Tuesday, February 18, 2014



Dinner hosted to honor present PM of Nepal Mr. Sushil Koirala at my resident Woodside, NY. 

As everyone has heard by now, this month the Nepalese parliament finally elected a new Prime Minister, ending the political standoff that had dragged on for years. The new Prime Minister is Sushil Koirala, a man I’ve written about before (Blogpost July 2010), and whom I have the privilege to be acquainted with. 

In the article that NEW YORK TIMES published on February 10th, he was described as an unsmiling man who gives dour speeches, but the Times also reported: “In his youth, he took acting lessons in hopes of becoming an overseas movie star. King Mahendra’s coup in 1960 dashed Mr. Koirala’s acting dreams, and he spent the next 16 years in political exile in India.”

Having been in the position to have known a number of actors and some very well (Ruth Ford, for example), I think it is interesting the way that actors often turn to politics. When I think about it, some acting skills probably come in handy to be a politician. It’s no coincidence that with the global issues we face, leaders of nations are often referred to as Actors on the World Stage. In the New York Times article, political commentator Kanak Mani Dixit remarked, “Koirala is going to have to gather all of his skills to persuade his partners to stick with him in governance and constitution writing.” 
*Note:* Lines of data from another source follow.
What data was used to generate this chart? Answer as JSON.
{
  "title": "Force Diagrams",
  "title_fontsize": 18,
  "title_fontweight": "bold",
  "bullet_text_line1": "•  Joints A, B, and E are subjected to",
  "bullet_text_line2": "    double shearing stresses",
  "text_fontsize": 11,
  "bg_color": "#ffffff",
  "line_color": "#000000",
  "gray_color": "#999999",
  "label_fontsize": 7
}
I’m well known for not following politics closely, nor for giving many opinions about politics, but it’s impossible for me to ignore this big event, in part for personal reasons. In June 28th 2010, I was unexpectedly honored by Janasamparka Tayari Samiti USA, and Mr. Koirala, the acting President of the Nepal Congress Party at the time, was the chief guest of the program. (Approximately two years later he became the official president of that party). I had met him several times before in New York, having been involved in all the programs hosted to honor him, and I’ve written about how very polite, sincere and understanding I found him to be. He was always so friendly and accessible to everyone, and now he probably won’t be able to be so accessible for security reasons, and that is very understandable. 
Program held by Janasamparka Tayari Samiti, USA. June 28th 2010.  From left: Ms. Mridula Koirala, Radhika Tamang, Indra Tamang, His Excellency Gyan Chandra Acharya (Ambassador to UN at the time), Present Nepalese PM Mr. Sushil Koirala, Mr. Khagendra GC. 
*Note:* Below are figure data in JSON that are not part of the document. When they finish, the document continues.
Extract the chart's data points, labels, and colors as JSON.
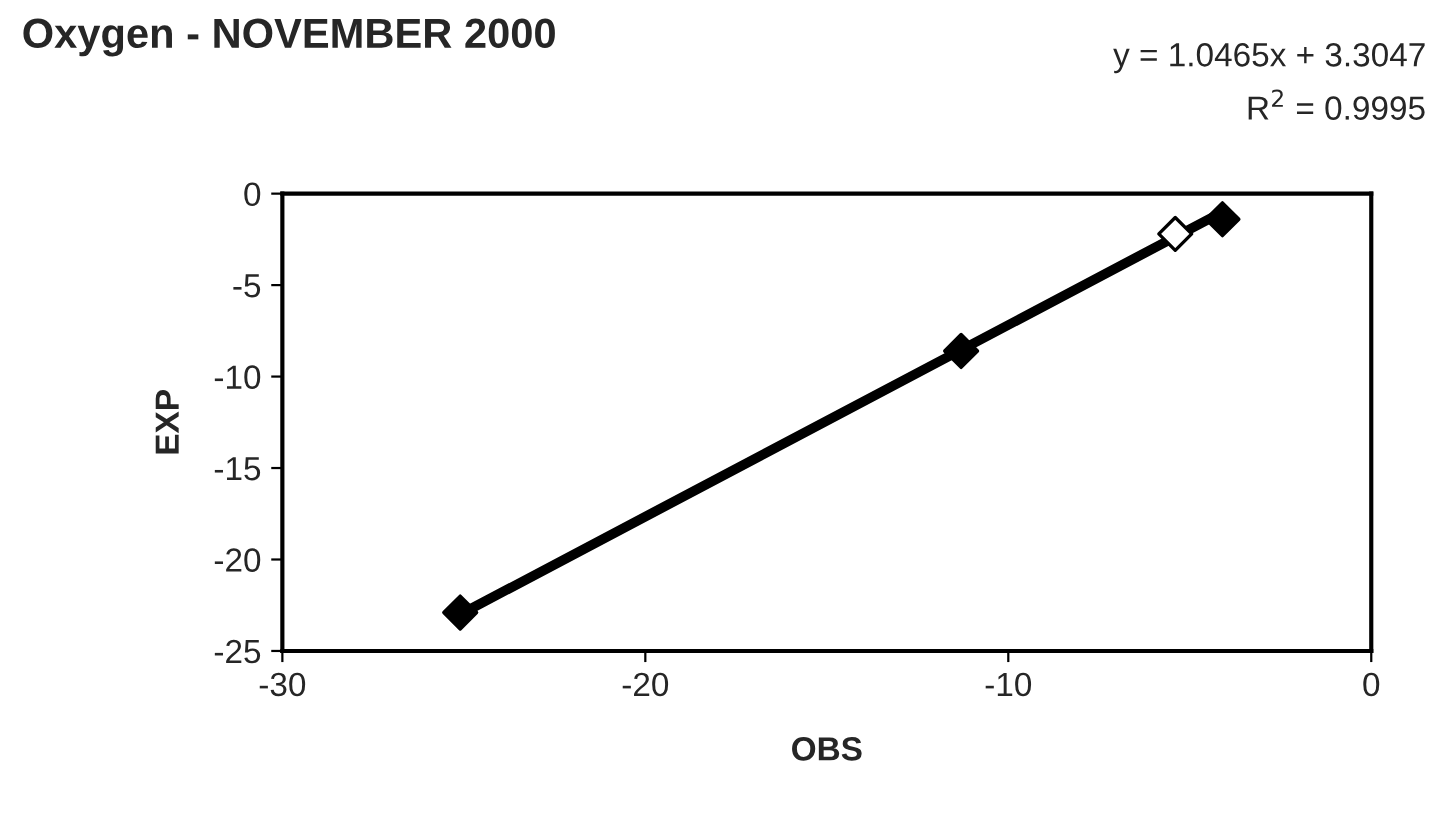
{
  "chart_data": {
    "type": "scatter",
    "title": "Oxygen - NOVEMBER 2000",
    "xlabel": "OBS",
    "ylabel": "EXP",
    "annotations": [
      "y = 1.0465x + 3.3047",
      "R$^{2}$ = 0.9995"
    ],
    "series": [
      {
        "color": "#000000",
        "marker": "diamond",
        "x": [
          -25.1,
          -11.3,
          -4.1
        ],
        "values": [
          -22.9,
          -8.6,
          -1.4
        ]
      },
      {
        "color": "#ffffff",
        "marker": "diamond",
        "x": [
          -5.4
        ],
        "values": [
          -2.2
        ]
      },
      {
        "type": "line",
        "color": "#000000",
        "marker": "none",
        "x": [
          -25.1,
          -4.1
        ],
        "values": [
          -23.0,
          -1.0
        ]
      }
    ],
    "xlim": [
      -30,
      0
    ],
    "xticks": [
      -30,
      -20,
      -10,
      0
    ],
    "ylim": [
      -25,
      0
    ],
    "yticks": [
      0,
      -5,
      -10,
      -15,
      -20,
      -25
    ],
    "grid": false,
    "legend": false
  }
}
On the day that I was being given the honor, I felt slightly uncomfortable at the notion of being in the spotlight, with a “why me?” ringing in my head. But in giving me the honor, Mr. Koirala managed to make me feel both humble and important, and all of the misgivings I’d had about being publicly honored suddenly vanished. He has a gift for making others feel confident and self-assured, the way he effortlessly made me feel that day. He was anything but unsmiling and dour as the New York Times article described him. He was rather warm and charming and his good will was contagious.
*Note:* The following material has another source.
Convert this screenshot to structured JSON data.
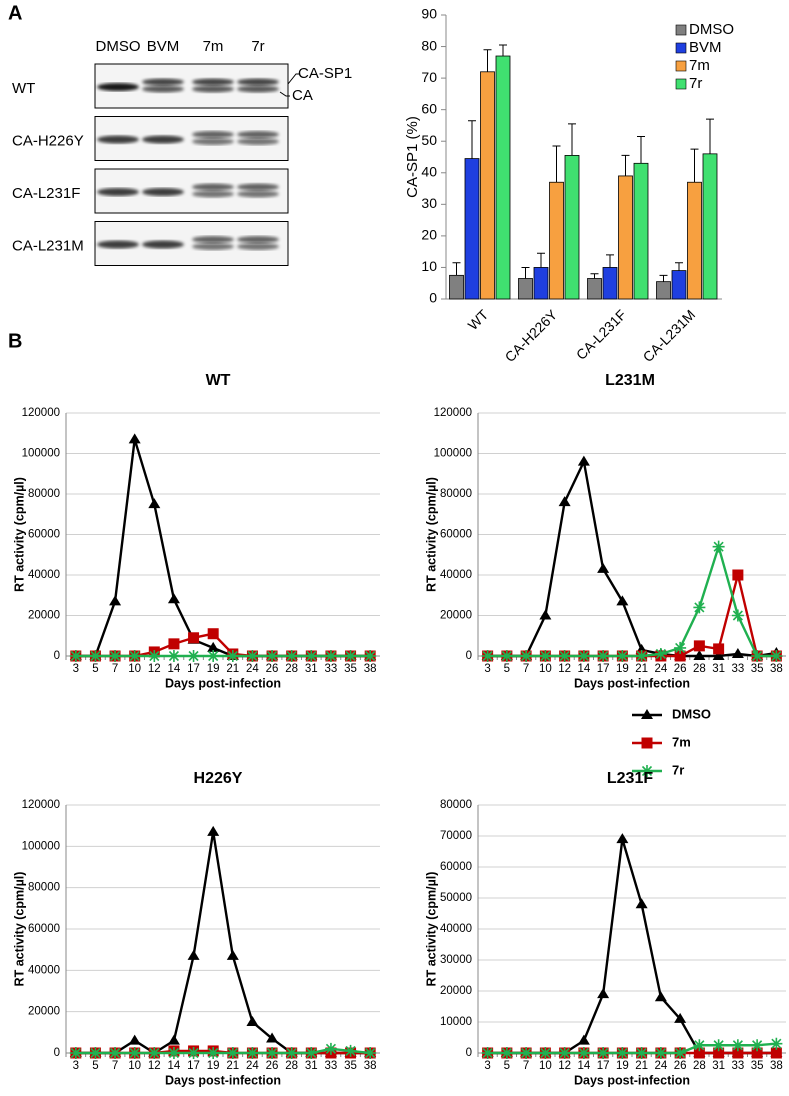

So, while it is true that I don’t like to give political opinions one way or another in general, I do think that the gift Mr. Koirala has for empowering others with his humility and sincerity will go a long way, along with his true desire for democracy and equality, to achieving what Kanak Mani Dixit said in the Times that he will need in order to succeed. If anyone can persuade others to stick with him in governance, and govern in a way that is just and balanced, it is Sushil Koirala. And as the Prime Minister of Nepal, he is now officially an actor on the World Stage.

I wish him the best of luck in all of his endeavors, good health and heartfelt congratulations. May God give him strength to lead and govern  in the best interest of the whole country.

Indra Tamang

Copyright Indra Tamang, 2013, all rights reserved. 


  1. A homage to the Honorable PM Sushil Koirala in the Hermitage of Mr. Tamang.